CoE to launch infringement proceedings against Turkey if Kavala is not released

The Council of Europe has said that it will launch infringement proceedings against Turkey if Osman Kavala is not released. The European Court of Human Rights previously ruled for the immediate release of the prominent businessman and philanthropist.

Osman Kavala and his wife Ayşe Buğra are seen in this file photo taken in prison.

Duvar English

The Council of Europe has said that it will launch infringement proceedings against Turkey if the country fails to release prominent businessman, human rights defender and philanthropist Osman Kavala in line with previous European Court of Human Rights rulings. 

"The deputies affirmed their determination, if the applicant is not released, to ensure the implementation of the judgment through all the means at the disposal of the Organisation, including if necessary infringement proceedings under Article 46 § 4 of the Convention," it said on June 10. 

"The deputies underlined that the continuing arbitrary detention of the applicant, on the basis of proceedings which constitute a misuse of the criminal justice system, undertaken for the purpose of reducing him to silence, constitutes a flagrant breach of Turkey’s obligation under Article 46 § 1 of the Convention to abide by the Court’s judgment and is unacceptable in a State subject to the rule of law," it added. 

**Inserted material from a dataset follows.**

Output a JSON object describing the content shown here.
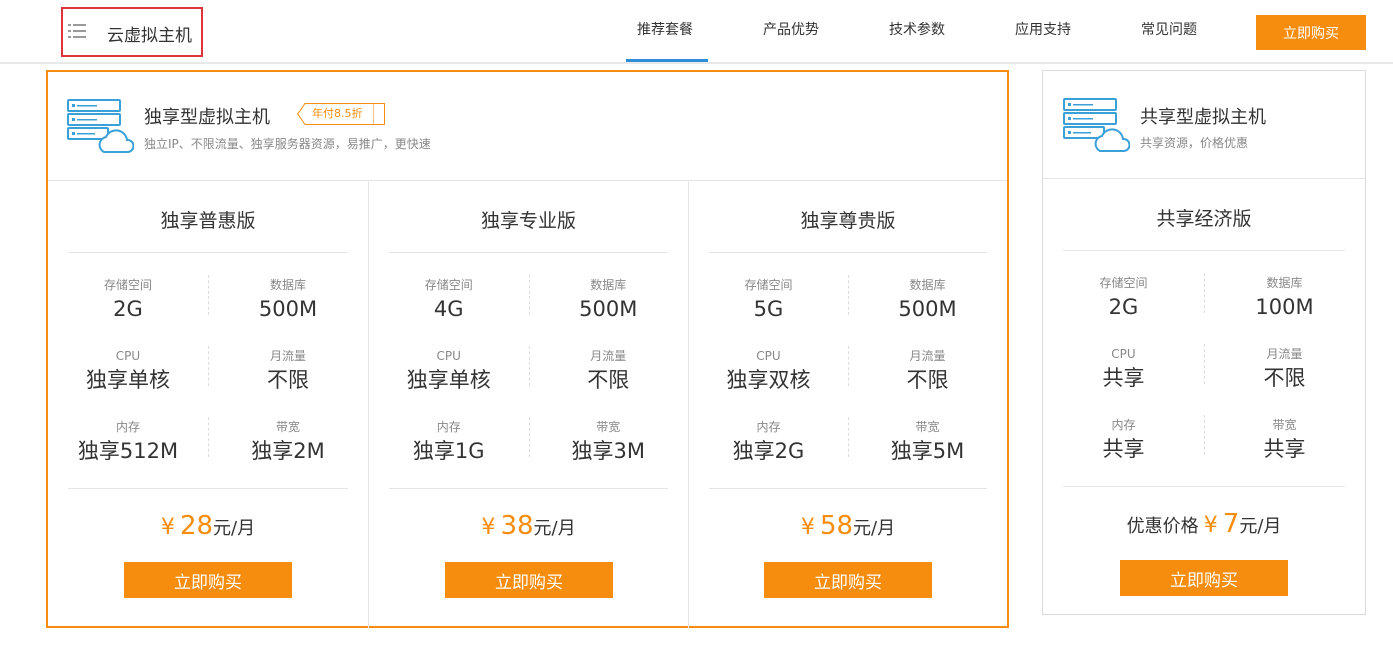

Kavala has been in prison in Turkey for more than three years without a conviction. His case has drawn condemnation from around the world, with various rights groups calling for his immediate release.

Immediately after he was acquitted in February 2020 of charges related to nationwide Gezi protests in 2013, Kavala was arrested again on charges related to a failed coup in 2016.

Kavala applied to the Turkish Constitutional Court last year saying his detention was unlawful and therefore violated his right to liberty and security.

But the General Assembly of the Constitutional Court on Dec. 29, 2020 ruled by an 8-7 margin that Kavala's continued detention did not amount to a violation.

In January, a Turkish appeals court ruled to overturn the Gezi-related verdicts saying that some evidence was excluded and that the case should be joined with the other case against Kavala. 

The first hearing in the retrial of the Gezi case took place on May 21.